Book description
A Lancaster bomber required a crew of seven men. Van, the pilot is
American, Jock, Flight Engineer a Scot. Piers, the hopeless navigator is
a foppish aristocrat - 'Frightfully sorry, Skipper, not absolutely sure
where we are'. The bomb aimer is an Aussie. Wireless operator a London
cockney who was 'older than God', a mid-upper gunner with terrible
eyesight, and the most heartrending of all, the rear gunner, dragged
backwards in a fishbowl through the sky, a seventeen-year-old who had
lied about his age to get into the air force. They are all appalling at
the beginning of the book. The pilot nearly crashes them on the first
landing, they don't get on all that well with each other. They all
loathe Piers, the toff, and they don't cohere as a team at all. Then,
slowly, as they begin their first real gut-dropping bombing raids over
Germany they begin to develop as a real crew, depending on each other,
becoming more proficient. Charlie's young widowed mum comes to live in a
cottage near the airfield in order to be near 'her boy'. Inevitably a
romance develops between her and the 'older than God' wireless operator
(over thirty!). Other women become involved, love them, lose them. One
of the crew is killed at the end...which one? A wonderful emotive,
gripping, heart wrenching novel of men, and women, at their best.
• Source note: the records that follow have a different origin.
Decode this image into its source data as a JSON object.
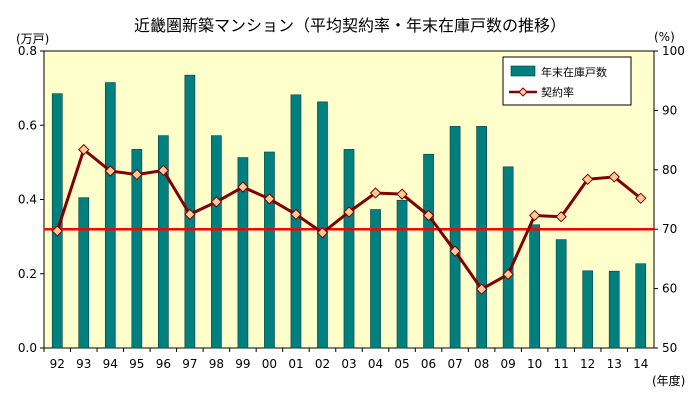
{
  "chart_data": {
    "type": "bar",
    "title": "近畿圏新築マンション（平均契約率・年末在庫戸数の推移）",
    "y_unit_left": "(万戸)",
    "y_unit_right": "(%)",
    "x_unit": "(年度)",
    "categories": [
      "92",
      "93",
      "94",
      "95",
      "96",
      "97",
      "98",
      "99",
      "00",
      "01",
      "02",
      "03",
      "04",
      "05",
      "06",
      "07",
      "08",
      "09",
      "10",
      "11",
      "12",
      "13",
      "14"
    ],
    "ylim_left": [
      0,
      0.8
    ],
    "ylim_right": [
      50,
      100
    ],
    "yticks_left": [
      "0.0",
      "0.2",
      "0.4",
      "0.6",
      "0.8"
    ],
    "yticks_right": [
      "50",
      "60",
      "70",
      "80",
      "90",
      "100"
    ],
    "reference_line": 70,
    "legend_position": "top-right",
    "series": [
      {
        "name": "年末在庫戸数",
        "type": "bar",
        "axis": "left",
        "values": [
          0.685,
          0.405,
          0.715,
          0.535,
          0.572,
          0.735,
          0.572,
          0.513,
          0.528,
          0.682,
          0.663,
          0.535,
          0.373,
          0.398,
          0.522,
          0.597,
          0.597,
          0.488,
          0.332,
          0.292,
          0.208,
          0.207,
          0.227
        ]
      },
      {
        "name": "契約率",
        "type": "line",
        "axis": "right",
        "values": [
          69.7,
          83.4,
          79.8,
          79.2,
          79.9,
          72.5,
          74.6,
          77.1,
          75.1,
          72.5,
          69.4,
          72.9,
          76.1,
          75.9,
          72.3,
          66.3,
          59.9,
          62.4,
          72.3,
          72.1,
          78.4,
          78.8,
          75.2
        ]
      }
    ],
    "colors": {
      "bar": "#007F7F",
      "line": "#800000",
      "marker_fill": "#FFCC99",
      "reference": "#FF0000",
      "plot_bg": "#FFFFCC"
    }
  }
}
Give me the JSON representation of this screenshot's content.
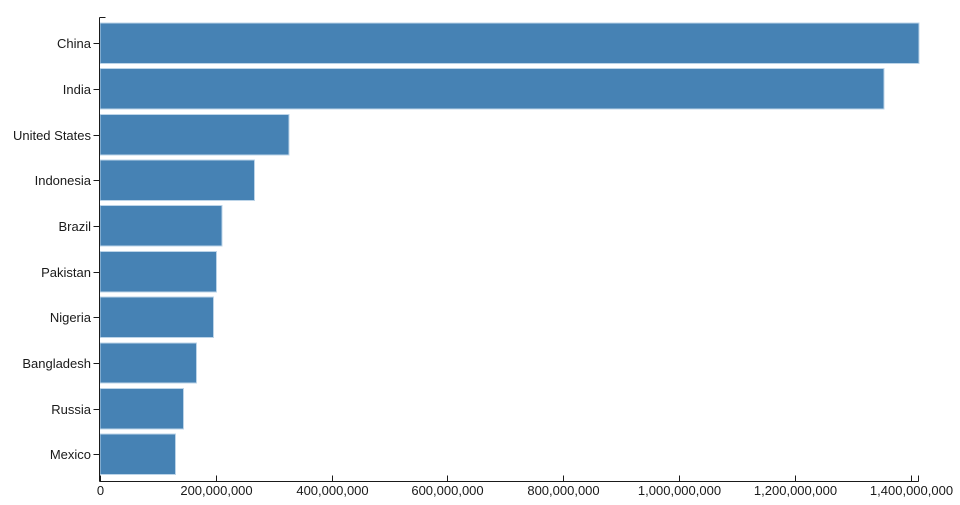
{
  "chart_data": {
    "type": "bar",
    "orientation": "horizontal",
    "title": "",
    "xlabel": "",
    "ylabel": "",
    "categories": [
      "China",
      "India",
      "United States",
      "Indonesia",
      "Brazil",
      "Pakistan",
      "Nigeria",
      "Bangladesh",
      "Russia",
      "Mexico"
    ],
    "values": [
      1415045928,
      1354051854,
      326766748,
      266794980,
      210867954,
      200813818,
      195875237,
      166368149,
      143964709,
      130759074
    ],
    "xlim": [
      0,
      1400000000
    ],
    "x_ticks": [
      0,
      200000000,
      400000000,
      600000000,
      800000000,
      1000000000,
      1200000000,
      1400000000
    ],
    "x_tick_labels": [
      "0",
      "200,000,000",
      "400,000,000",
      "600,000,000",
      "800,000,000",
      "1,000,000,000",
      "1,200,000,000",
      "1,400,000,000"
    ],
    "grid": false,
    "legend": false,
    "colors": {
      "bar_fill": "#4682b4",
      "bar_stroke": "#bcd4e8",
      "axis": "#1a1a1a",
      "text": "#1a1a1a",
      "background": "#ffffff"
    }
  }
}
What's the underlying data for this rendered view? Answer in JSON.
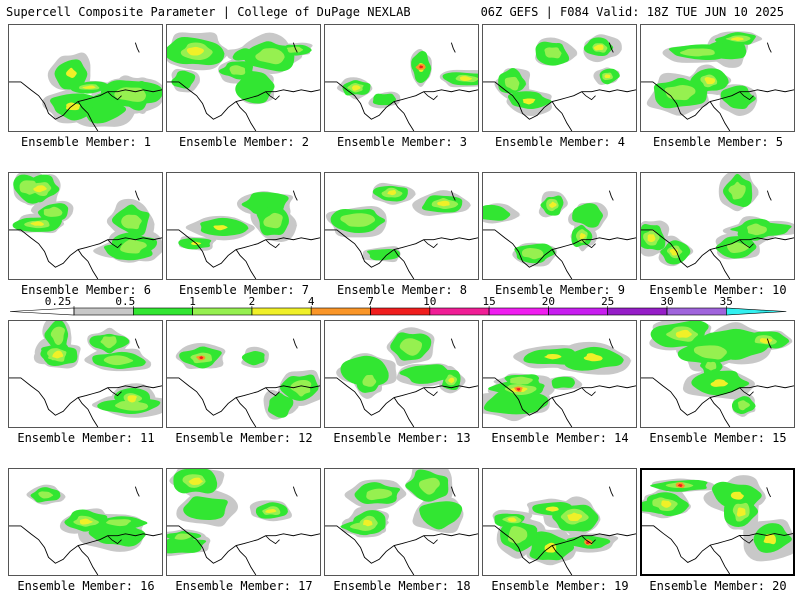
{
  "header": {
    "left": "Supercell Composite Parameter | College of DuPage NEXLAB",
    "right": "06Z GEFS | F084 Valid: 18Z TUE JUN 10 2025"
  },
  "colorbar": {
    "ticks": [
      "0.25",
      "0.5",
      "1",
      "2",
      "4",
      "7",
      "10",
      "15",
      "20",
      "25",
      "30",
      "35"
    ],
    "colors": [
      "#c8c8c8",
      "#32e632",
      "#96f050",
      "#f0f028",
      "#fa9628",
      "#f01e1e",
      "#f01e96",
      "#f01ef0",
      "#c81ef0",
      "#961ec8",
      "#a064dc",
      "#32f0f0"
    ]
  },
  "members": [
    {
      "label": "Ensemble Member: 1"
    },
    {
      "label": "Ensemble Member: 2"
    },
    {
      "label": "Ensemble Member: 3"
    },
    {
      "label": "Ensemble Member: 4"
    },
    {
      "label": "Ensemble Member: 5"
    },
    {
      "label": "Ensemble Member: 6"
    },
    {
      "label": "Ensemble Member: 7"
    },
    {
      "label": "Ensemble Member: 8"
    },
    {
      "label": "Ensemble Member: 9"
    },
    {
      "label": "Ensemble Member: 10"
    },
    {
      "label": "Ensemble Member: 11"
    },
    {
      "label": "Ensemble Member: 12"
    },
    {
      "label": "Ensemble Member: 13"
    },
    {
      "label": "Ensemble Member: 14"
    },
    {
      "label": "Ensemble Member: 15"
    },
    {
      "label": "Ensemble Member: 16"
    },
    {
      "label": "Ensemble Member: 17"
    },
    {
      "label": "Ensemble Member: 18"
    },
    {
      "label": "Ensemble Member: 19"
    },
    {
      "label": "Ensemble Member: 20",
      "selected": true
    }
  ]
}
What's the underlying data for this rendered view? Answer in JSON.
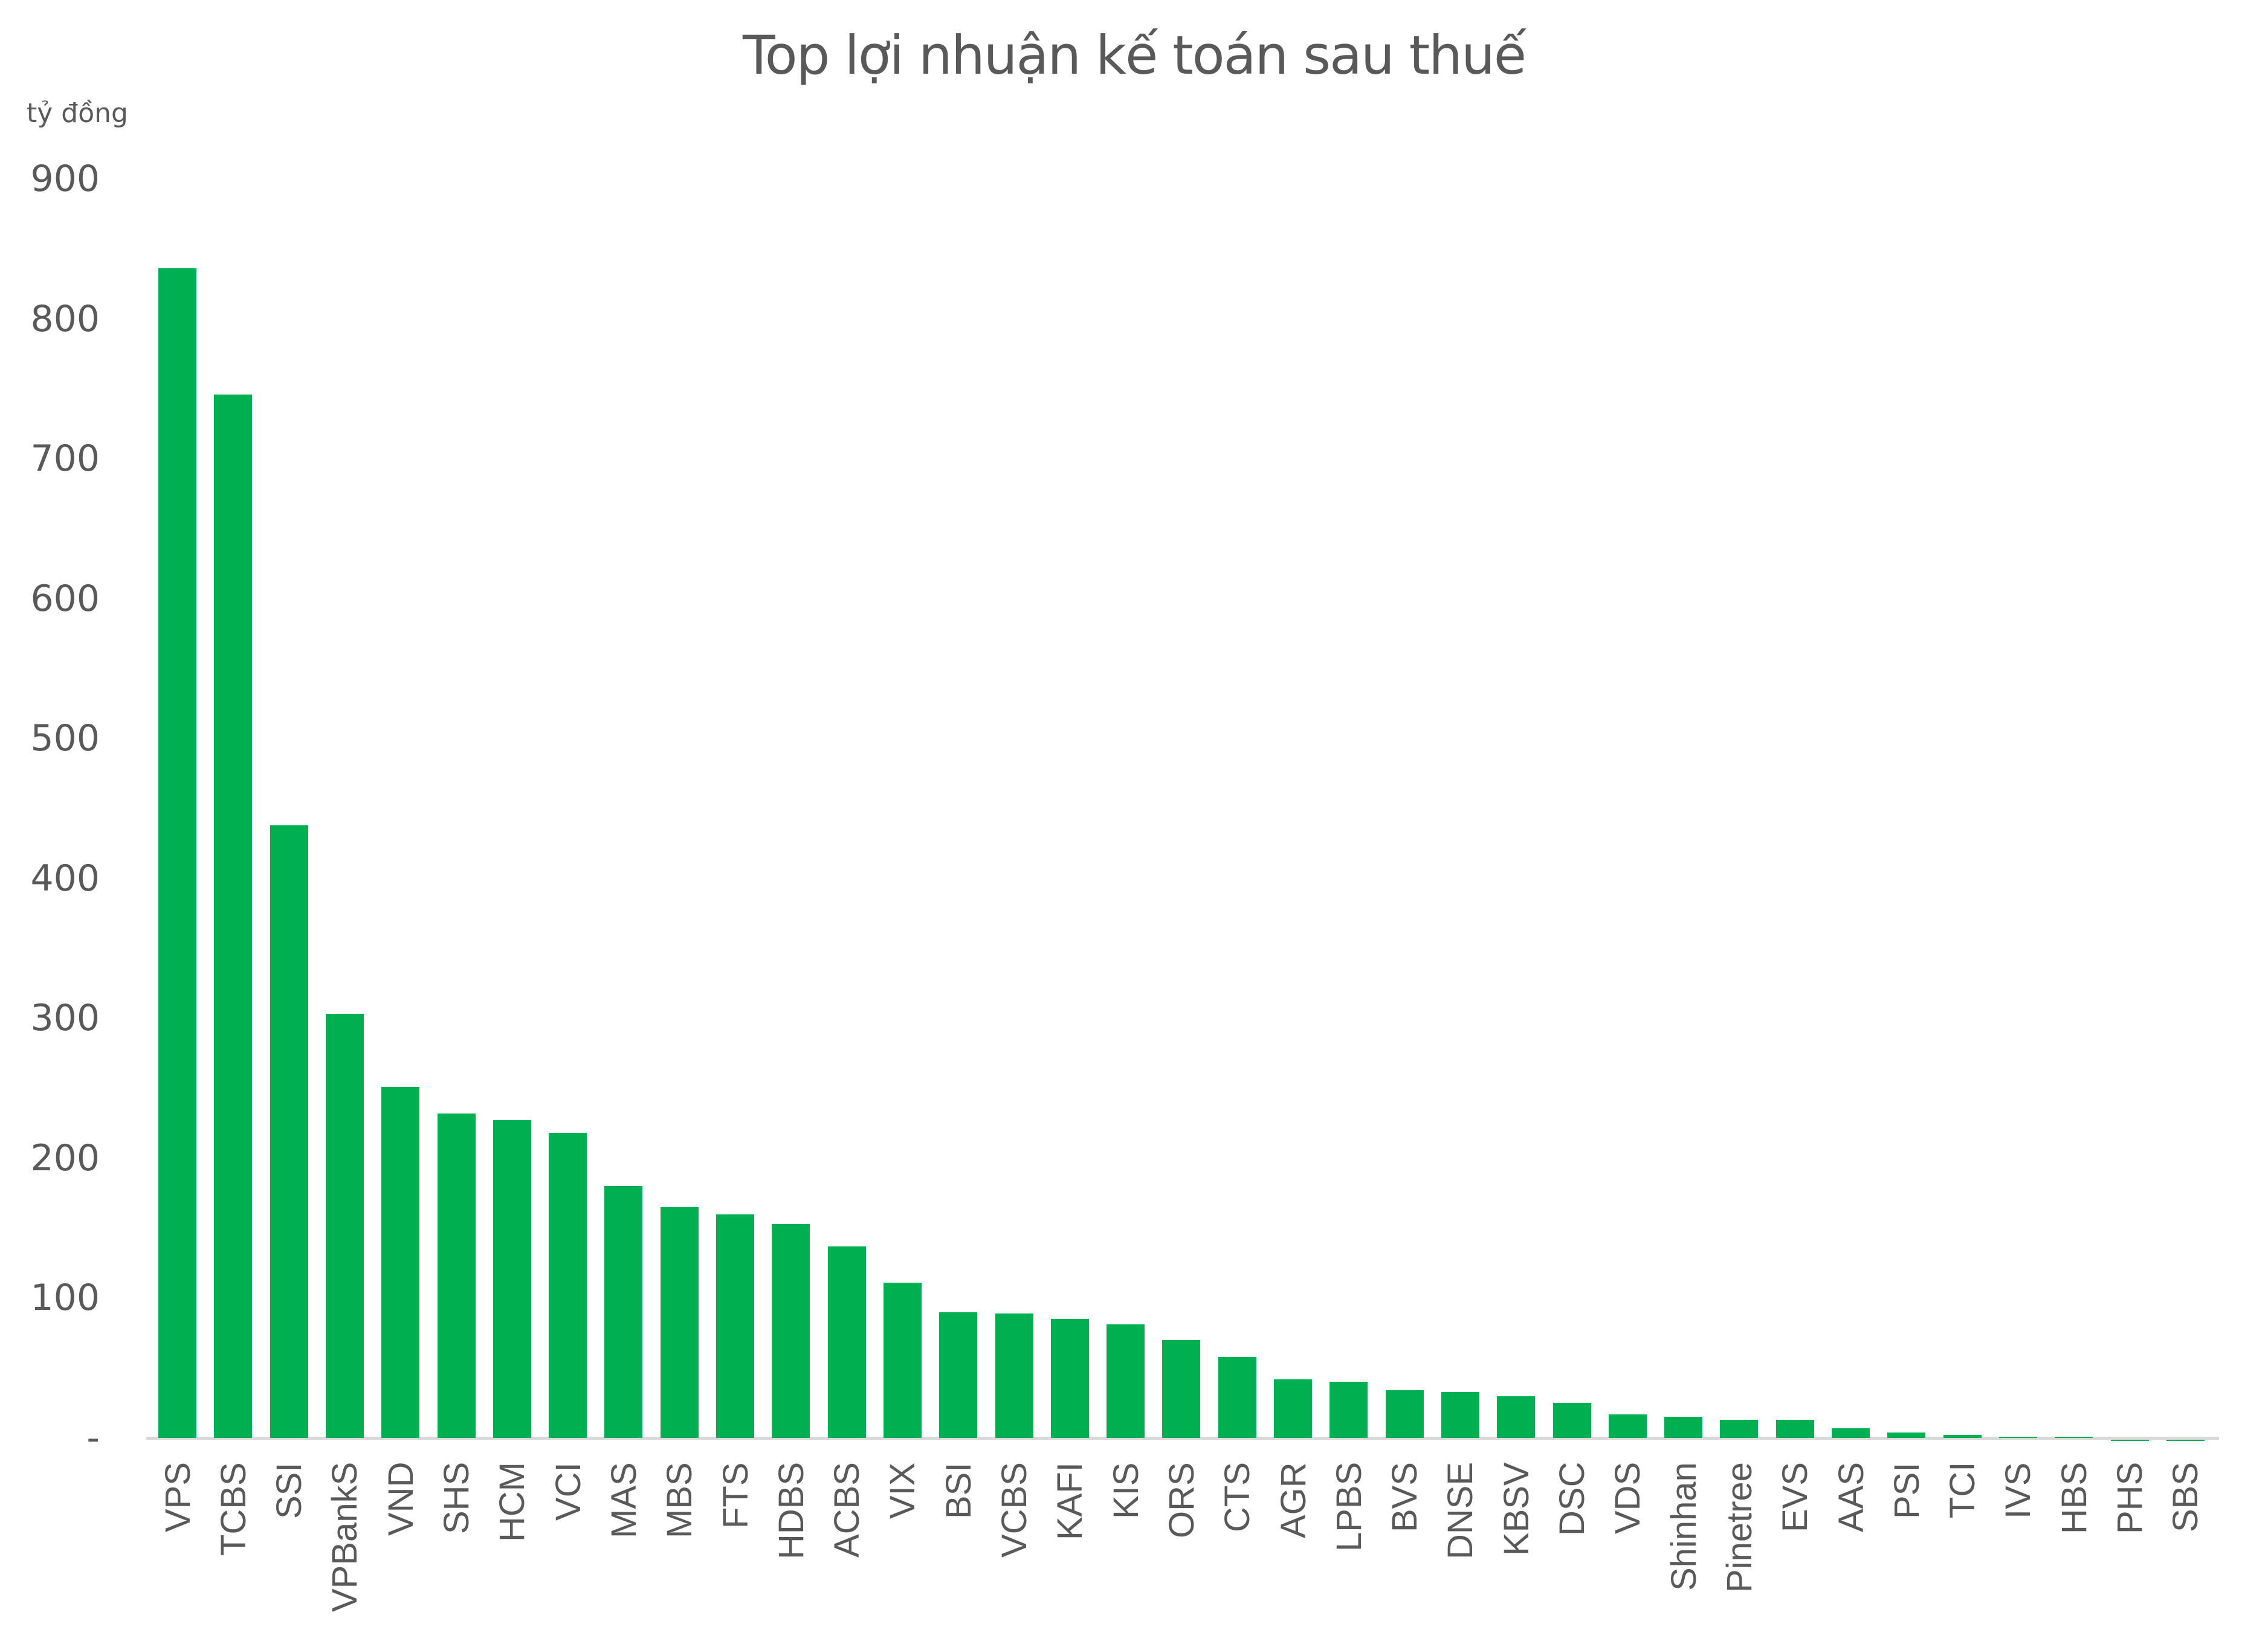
{
  "chart_data": {
    "type": "bar",
    "title": "Top lợi nhuận kế toán sau thuế",
    "ylabel": "tỷ đồng",
    "xlabel": "",
    "ylim": [
      0,
      900
    ],
    "yticks": [
      "-",
      "100",
      "200",
      "300",
      "400",
      "500",
      "600",
      "700",
      "800",
      "900"
    ],
    "ytick_values": [
      0,
      100,
      200,
      300,
      400,
      500,
      600,
      700,
      800,
      900
    ],
    "grid": false,
    "legend": null,
    "bar_color": "#00b050",
    "categories": [
      "VPS",
      "TCBS",
      "SSI",
      "VPBankS",
      "VND",
      "SHS",
      "HCM",
      "VCI",
      "MAS",
      "MBS",
      "FTS",
      "HDBS",
      "ACBS",
      "VIX",
      "BSI",
      "VCBS",
      "KAFI",
      "KIS",
      "ORS",
      "CTS",
      "AGR",
      "LPBS",
      "BVS",
      "DNSE",
      "KBSV",
      "DSC",
      "VDS",
      "Shinhan",
      "Pinetree",
      "EVS",
      "AAS",
      "PSI",
      "TCI",
      "IVS",
      "HBS",
      "PHS",
      "SBS"
    ],
    "values": [
      836,
      746,
      438,
      303,
      251,
      232,
      227,
      218,
      180,
      165,
      160,
      153,
      137,
      111,
      90,
      89,
      85,
      81,
      70,
      58,
      42,
      40,
      34,
      33,
      30,
      25,
      17,
      15,
      13,
      13,
      7,
      4,
      2,
      1,
      0.5,
      -1,
      -1
    ]
  }
}
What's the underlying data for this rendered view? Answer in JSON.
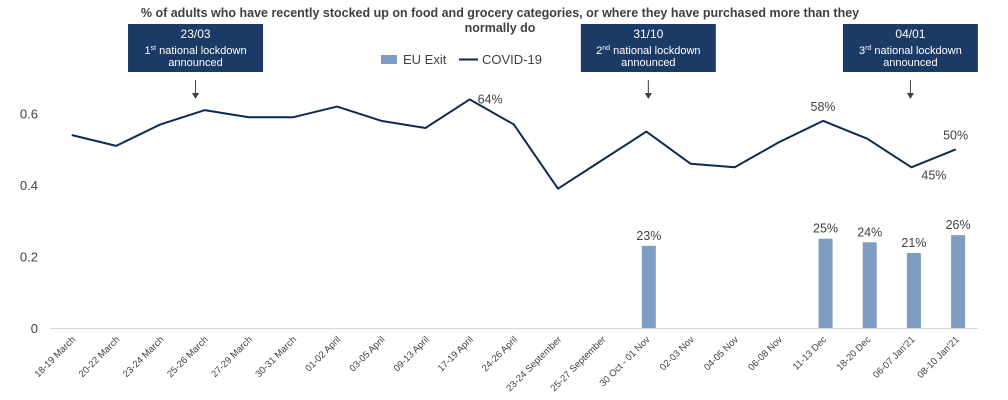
{
  "chart_data": {
    "type": "bar+line",
    "title_line1": "% of adults who have recently stocked up on food and grocery categories, or where they have purchased more than they",
    "title_line2": "normally do",
    "categories": [
      "18-19 March",
      "20-22 March",
      "23-24 March",
      "25-26 March",
      "27-29 March",
      "30-31 March",
      "01-02 April",
      "03-05 April",
      "09-13 April",
      "17-19 April",
      "24-26 April",
      "23-24 September",
      "25-27 September",
      "30 Oct - 01 Nov",
      "02-03 Nov",
      "04-05 Nov",
      "06-08 Nov",
      "11-13 Dec",
      "18-20 Dec",
      "06-07 Jan'21",
      "08-10 Jan'21"
    ],
    "series": [
      {
        "name": "EU Exit",
        "type": "bar",
        "color": "#7f9cc2",
        "values": [
          null,
          null,
          null,
          null,
          null,
          null,
          null,
          null,
          null,
          null,
          null,
          null,
          null,
          0.23,
          null,
          null,
          null,
          0.25,
          0.24,
          0.21,
          0.26
        ],
        "labels": [
          null,
          null,
          null,
          null,
          null,
          null,
          null,
          null,
          null,
          null,
          null,
          null,
          null,
          "23%",
          null,
          null,
          null,
          "25%",
          "24%",
          "21%",
          "26%"
        ]
      },
      {
        "name": "COVID-19",
        "type": "line",
        "color": "#0d2a52",
        "values": [
          0.54,
          0.51,
          0.57,
          0.61,
          0.59,
          0.59,
          0.62,
          0.58,
          0.56,
          0.64,
          0.57,
          0.39,
          0.47,
          0.55,
          0.46,
          0.45,
          0.52,
          0.58,
          0.53,
          0.45,
          0.5
        ],
        "labels": [
          null,
          null,
          null,
          null,
          null,
          null,
          null,
          null,
          null,
          "64%",
          null,
          null,
          null,
          null,
          null,
          null,
          null,
          "58%",
          null,
          "45%",
          "50%"
        ]
      }
    ],
    "yticks": [
      "0",
      "0.2",
      "0.4",
      "0.6"
    ],
    "ylim": [
      0,
      0.7
    ],
    "legend_position": "top-center",
    "grid": false,
    "annotations": [
      {
        "category_index": 3,
        "date": "23/03",
        "ordinal_num": "1",
        "ordinal_sup": "st",
        "line1_rest": " national lockdown",
        "line2": "announced"
      },
      {
        "category_index": 13,
        "date": "31/10",
        "ordinal_num": "2",
        "ordinal_sup": "nd",
        "line1_rest": " national lockdown",
        "line2": "announced"
      },
      {
        "category_index": 19,
        "date": "04/01",
        "ordinal_num": "3",
        "ordinal_sup": "rd",
        "line1_rest": " national lockdown",
        "line2": "announced"
      }
    ],
    "callout_color": "#1b3a66"
  }
}
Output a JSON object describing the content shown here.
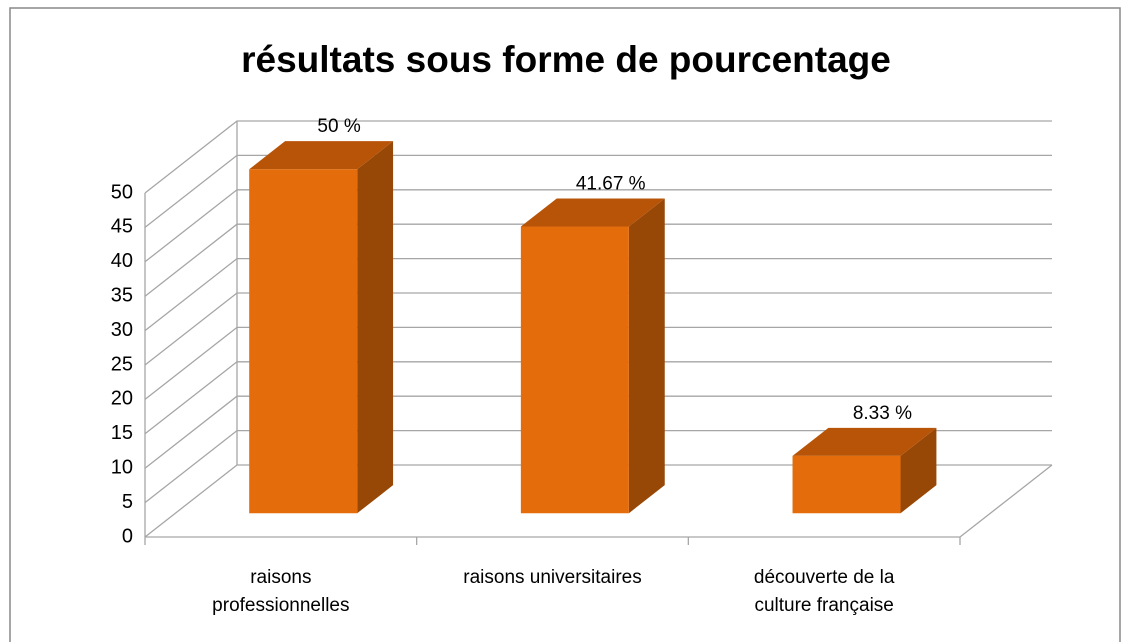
{
  "chart_data": {
    "type": "bar3d",
    "title": "résultats sous forme de pourcentage",
    "categories": [
      "raisons\nprofessionnelles",
      "raisons universitaires",
      "découverte de la\nculture française"
    ],
    "values": [
      50,
      41.67,
      8.33
    ],
    "value_labels": [
      "50 %",
      "41.67 %",
      "8.33 %"
    ],
    "color": "#e46c0a",
    "ylim": [
      0,
      50
    ],
    "yticks": [
      0,
      5,
      10,
      15,
      20,
      25,
      30,
      35,
      40,
      45,
      50
    ],
    "grid": true
  }
}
Margaret Mayhew was born in London and her earliest childhood memories
were of the London Blitz. She began writing in her mid-thirties and had
her first novel published in 1976. She is married to American aviation
author, Philip Kaplan, and lives in Gloucestershire. Her novels,
Bluebirds, The Crew, The Little Ship, Our Yanks, The Pathfinder and
Those In Peril are all published by Corgi Books.